Fabuła, nawet jak na film tańczony, dość słaba, a postacie bohaterów naszkicowane pobieżnie, „Beat The World...” to raczej sceny tańca przerywane dialogami i sytuacjami mającymi za zadanie posunąć akcję naprzód niż odwrotnie. Czyli coś w rodzaju opery, tyle że tańczonej. Na składnie poruszające się osoby, parafrazując znane powiedzenie – i do rymu, i do taktu, zawsze miło popatrzeć i to jest argument za obejrzeniem filmu, aczkolwiek jeśli ktoś widział już inne filmy tego gatunku, to nic nie straci nie oglądając tego.

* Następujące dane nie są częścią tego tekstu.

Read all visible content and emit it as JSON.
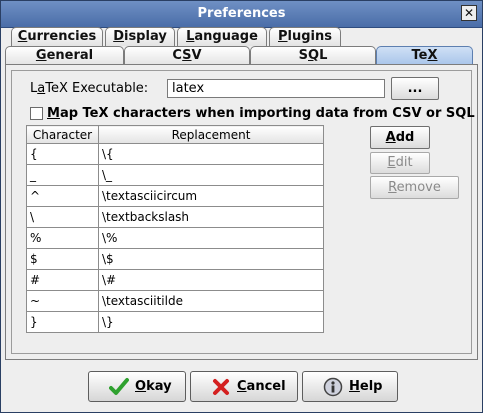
{
  "window": {
    "title": "Preferences",
    "close_glyph": "✕"
  },
  "tabs_row1": [
    {
      "pre": "",
      "ul": "C",
      "post": "urrencies"
    },
    {
      "pre": "",
      "ul": "D",
      "post": "isplay"
    },
    {
      "pre": "",
      "ul": "L",
      "post": "anguage"
    },
    {
      "pre": "",
      "ul": "P",
      "post": "lugins"
    }
  ],
  "tabs_row2": [
    {
      "pre": "",
      "ul": "G",
      "post": "eneral"
    },
    {
      "pre": "C",
      "ul": "S",
      "post": "V"
    },
    {
      "pre": "S",
      "ul": "Q",
      "post": "L"
    },
    {
      "pre": "Te",
      "ul": "X",
      "post": "",
      "active": true
    }
  ],
  "tex": {
    "exec_label_pre": "L",
    "exec_label_ul": "a",
    "exec_label_post": "TeX Executable:",
    "exec_value": "latex",
    "browse_label": "...",
    "map_checkbox_pre": "",
    "map_checkbox_ul": "M",
    "map_checkbox_post": "ap TeX characters when importing data from CSV or SQL",
    "map_checked": false,
    "columns": [
      "Character",
      "Replacement"
    ],
    "rows": [
      [
        "{",
        "\\{"
      ],
      [
        "_",
        "\\_"
      ],
      [
        "^",
        "\\textasciicircum"
      ],
      [
        "\\",
        "\\textbackslash"
      ],
      [
        "%",
        "\\%"
      ],
      [
        "$",
        "\\$"
      ],
      [
        "#",
        "\\#"
      ],
      [
        "~",
        "\\textasciitilde"
      ],
      [
        "}",
        "\\}"
      ]
    ],
    "add_label_ul": "A",
    "add_label_post": "dd",
    "edit_label_ul": "E",
    "edit_label_post": "dit",
    "remove_label_ul": "R",
    "remove_label_post": "emove"
  },
  "footer": {
    "okay_ul": "O",
    "okay_post": "kay",
    "cancel_ul": "C",
    "cancel_post": "ancel",
    "help_ul": "H",
    "help_post": "elp"
  },
  "colors": {
    "accent": "#5b7aa5",
    "ok_check": "#2fa12f",
    "cancel_x": "#d42020"
  },
  "icons": {
    "ok": "check-icon",
    "cancel": "x-icon",
    "help": "help-icon"
  }
}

Podsumowując, „Beat The World...” nie wytrzymuje porównania z podobnymi sobie, może również nie wiekopomnymi, ale jednak dostarczającymi miłej oku rozrywki i mającymi sympatycznych bohaterów (jak chociażby „Step Up”). Układy taneczne zawierają elementy tańca ulicznego, hiphopu i parkour (tego ostatniego mogłoby być więcej).
ASPEKTY TECHNICZNE
Kolorystycznie film podzielony jest na dwie części. W pierwszej dominują nieco wychłodzone barwy obskurnych miejsc, w których ćwiczą tańczący, dużo w nich rdzawości, poszarzałych bieli, pstrokatości graffiti i odłażących warstw farby. Aczkolwiek jeżeli na ekranie pojawia się czerwień, to jest ona żywa i nasycona, podobnie jak fiolet. W części turniejowej za sprawą zmieniających się, pulsujących świateł reflektorów oświetlających scenę ekran przypomina mieniące się „witrażowymi” barwami obrazki z kalejdoskopu. Ostrość obrazu średnia, czerń bywa grafitowa zamiast czarna, w ciemnych rejonach ekranu trochę brakuje kontrastu.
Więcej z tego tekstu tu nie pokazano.